趙遠舟及時收回自己的目光,等走在最後麵的文瀟離開後,才重新眼神複雜的朝洞口看去。
離侖短暫調息後,睜開眼睛,“阿厭,你怎麼了?”
趙遠舟收回目光,眼含愛意的看著離侖,卻不願多說什麼,“我沒事。”
離侖直起身子,把趙遠舟抱在懷裡,“阿厭,你有心事?你跟我保證過,永遠都不會有任何事瞞著我的,一年沒到,你就要變卦了?”
“阿離,你現在身子虛弱,要好好修養,其他任何事都交給我,好嗎?”
“朱厭,我離侖是被不燼木折磨多年,身上的妖力也沒剩多少了,可我也不會遇到事躲在你的身後。我離侖天生地養,無論什麼事,我都能靠自己能力解決,無需彆人。”
“阿離,我不是彆人,我......”
看著離侖堅定的眼神,趙遠舟知道自己瞞不下去了,“阿離,白澤令隻能暫時把不燼木封印在你的體內,卻不能徹底去除它。”
“我自己的身體,我能感受到,所以,還有呢?阿厭,彆瞞著我,如果僅僅是這件事,你不會是這個樣子。所以,你糾結的事跟我有關?是因為白玖嗎?”
“阿離,你......”
離侖自嘲的笑了笑,“朱厭,你忘了,我跟溫宗瑜合作過,其中有一樣便是他要將自己的徒弟白玖交給我,白玖身負三族血脈,其肉身十分適合我。”
“朱厭,我就是這麼卑劣,你若是選擇離開,趁現在還來得及。
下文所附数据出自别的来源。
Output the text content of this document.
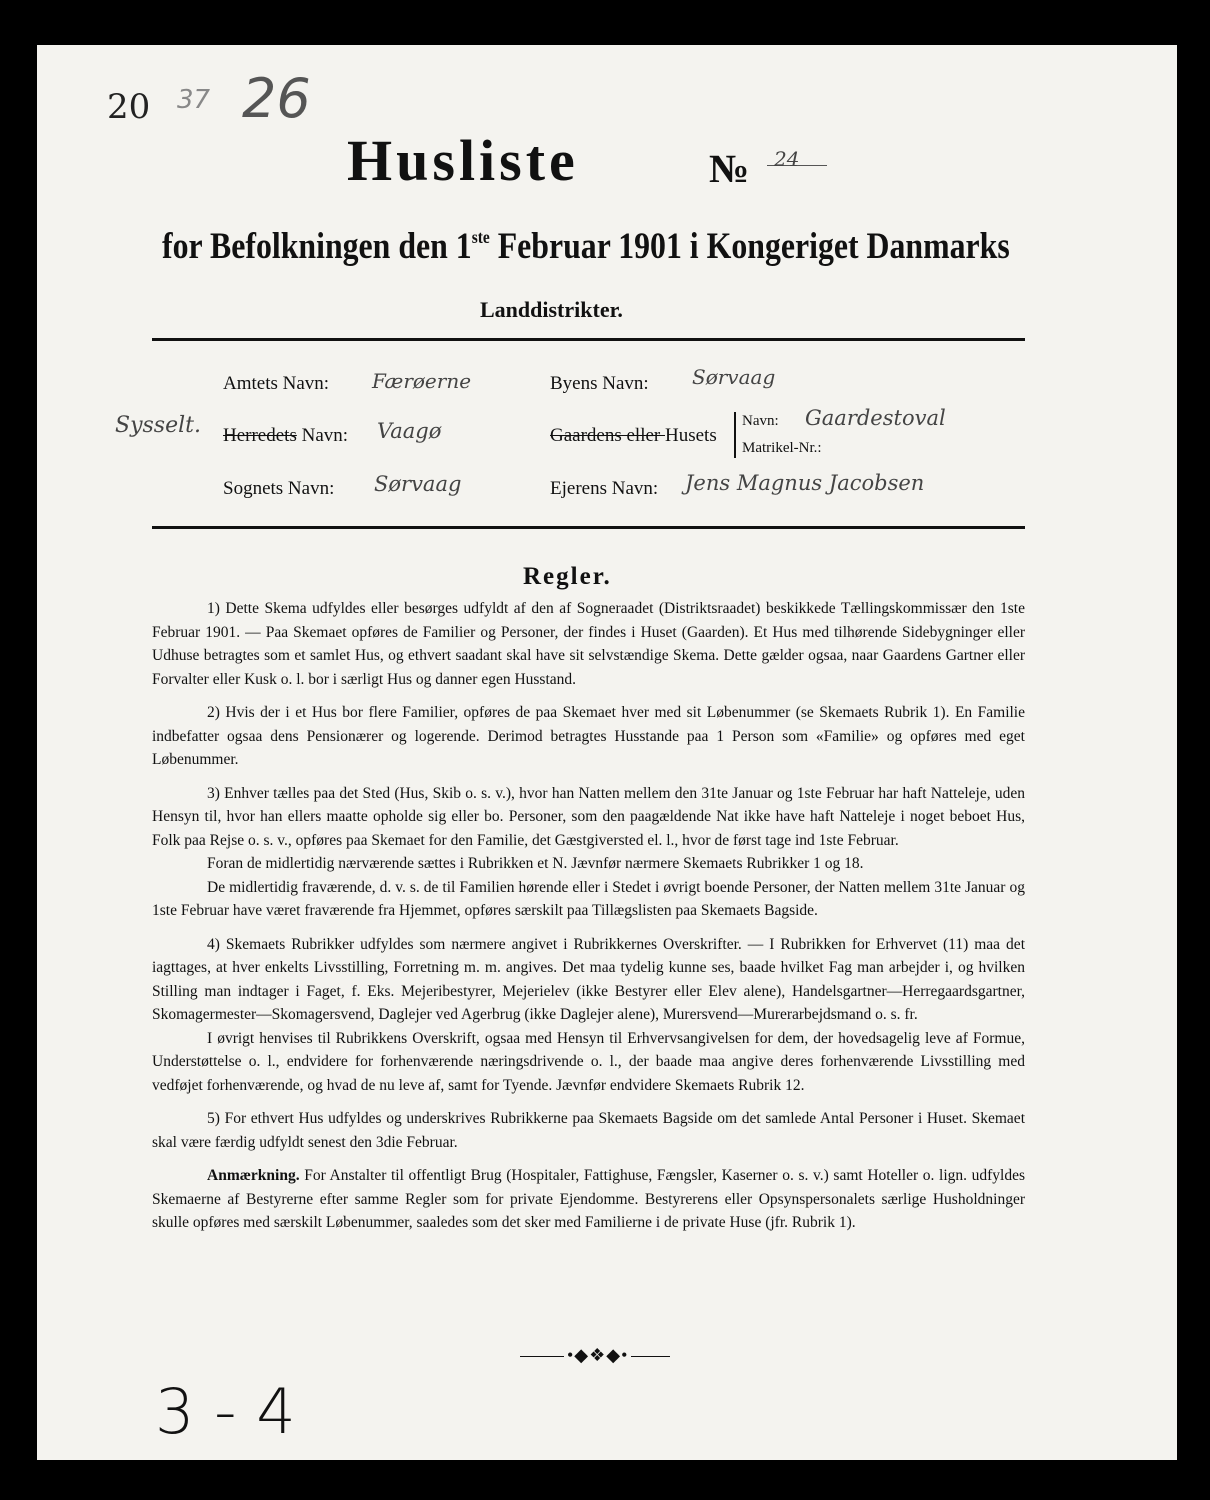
20 37 26
Husliste	№ 24
for Befolkningen den 1ste Februar 1901 i Kongeriget Danmarks
Landdistrikter.
Amtets Navn: Færøerne
Sysselt. Herredets Navn: Vaagø
Sognets Navn: Sørvaag
Byens Navn: Sørvaag
Gaardens eller Husets
Navn: Gaardestoval
Matrikel-Nr.:
Ejerens Navn: Jens Magnus Jacobsen
Regler.

1) Dette Skema udfyldes eller besørges udfyldt af den af Sogneraadet (Distriktsraadet) beskikkede Tællingskommissær den 1ste Februar 1901. — Paa Skemaet opføres de Familier og Personer, der findes i Huset (Gaarden). Et Hus med tilhørende Sidebygninger eller Udhuse betragtes som et samlet Hus, og ethvert saadant skal have sit selvstændige Skema. Dette gælder ogsaa, naar Gaardens Gartner eller Forvalter eller Kusk o. l. bor i særligt Hus og danner egen Husstand.

2) Hvis der i et Hus bor flere Familier, opføres de paa Skemaet hver med sit Løbenummer (se Skemaets Rubrik 1). En Familie indbefatter ogsaa dens Pensionærer og logerende. Derimod betragtes Husstande paa 1 Person som «Familie» og opføres med eget Løbenummer.

3) Enhver tælles paa det Sted (Hus, Skib o. s. v.), hvor han Natten mellem den 31te Januar og 1ste Februar har haft Natteleje, uden Hensyn til, hvor han ellers maatte opholde sig eller bo. Personer, som den paagældende Nat ikke have haft Natteleje i noget beboet Hus, Folk paa Rejse o. s. v., opføres paa Skemaet for den Familie, det Gæstgiversted el. l., hvor de først tage ind 1ste Februar.

Foran de midlertidig nærværende sættes i Rubrikken et N. Jævnfør nærmere Skemaets Rubrikker 1 og 18.

De midlertidig fraværende, d. v. s. de til Familien hørende eller i Stedet i øvrigt boende Personer, der Natten mellem 31te Januar og 1ste Februar have været fraværende fra Hjemmet, opføres særskilt paa Tillægslisten paa Skemaets Bagside.

4) Skemaets Rubrikker udfyldes som nærmere angivet i Rubrikkernes Overskrifter. — I Rubrikken for Erhvervet (11) maa det iagttages, at hver enkelts Livsstilling, Forretning m. m. angives. Det maa tydelig kunne ses, baade hvilket Fag man arbejder i, og hvilken Stilling man indtager i Faget, f. Eks. Mejeribestyrer, Mejerielev (ikke Bestyrer eller Elev alene), Handelsgartner—Herregaardsgartner, Skomagermester—Skomagersvend, Daglejer ved Agerbrug (ikke Daglejer alene), Murersvend—Murerarbejdsmand o. s. fr.

I øvrigt henvises til Rubrikkens Overskrift, ogsaa med Hensyn til Erhvervsangivelsen for dem, der hovedsagelig leve af Formue, Understøttelse o. l., endvidere for forhenværende næringsdrivende o. l., der baade maa angive deres forhenværende Livsstilling med vedføjet forhenværende, og hvad de nu leve af, samt for Tyende. Jævnfør endvidere Skemaets Rubrik 12.

5) For ethvert Hus udfyldes og underskrives Rubrikkerne paa Skemaets Bagside om det samlede Antal Personer i Huset. Skemaet skal være færdig udfyldt senest den 3die Februar.

Anmærkning. For Anstalter til offentligt Brug (Hospitaler, Fattighuse, Fængsler, Kaserner o. s. v.) samt Hoteller o. lign. udfyldes Skemaerne af Bestyrerne efter samme Regler som for private Ejendomme. Bestyrerens eller Opsynspersonalets særlige Husholdninger skulle opføres med særskilt Løbenummer, saaledes som det sker med Familierne i de private Huse (jfr. Rubrik 1).

•◆❖◆•
3 - 4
”
離侖說完,便將頭扭到一旁,他不願看到朱厭失望的眼神,八年前的那一次,已經足夠令他痛心了,他不想再經曆一次。
令離侖沒想到的是,他迎來的不是朱厭的推拒,而是一枚足以溫暖他周身的吻。
一吻過後,趙遠舟慵懶的躺在離侖懷中,把玩著愛人的頭發。
離侖思慮再三,還是決定說清楚,他不願這件事橫在自己與朱厭中間,影響他們的得來不易的真情,“朱厭,你不介意嗎?我把主意打到你的朋友身上?”
趙遠舟把玩阿離頭發的手停頓了一下,“不,阿離,因為我自始至終在乎的隻有一個你,無論何時我都不會再次拋下你。”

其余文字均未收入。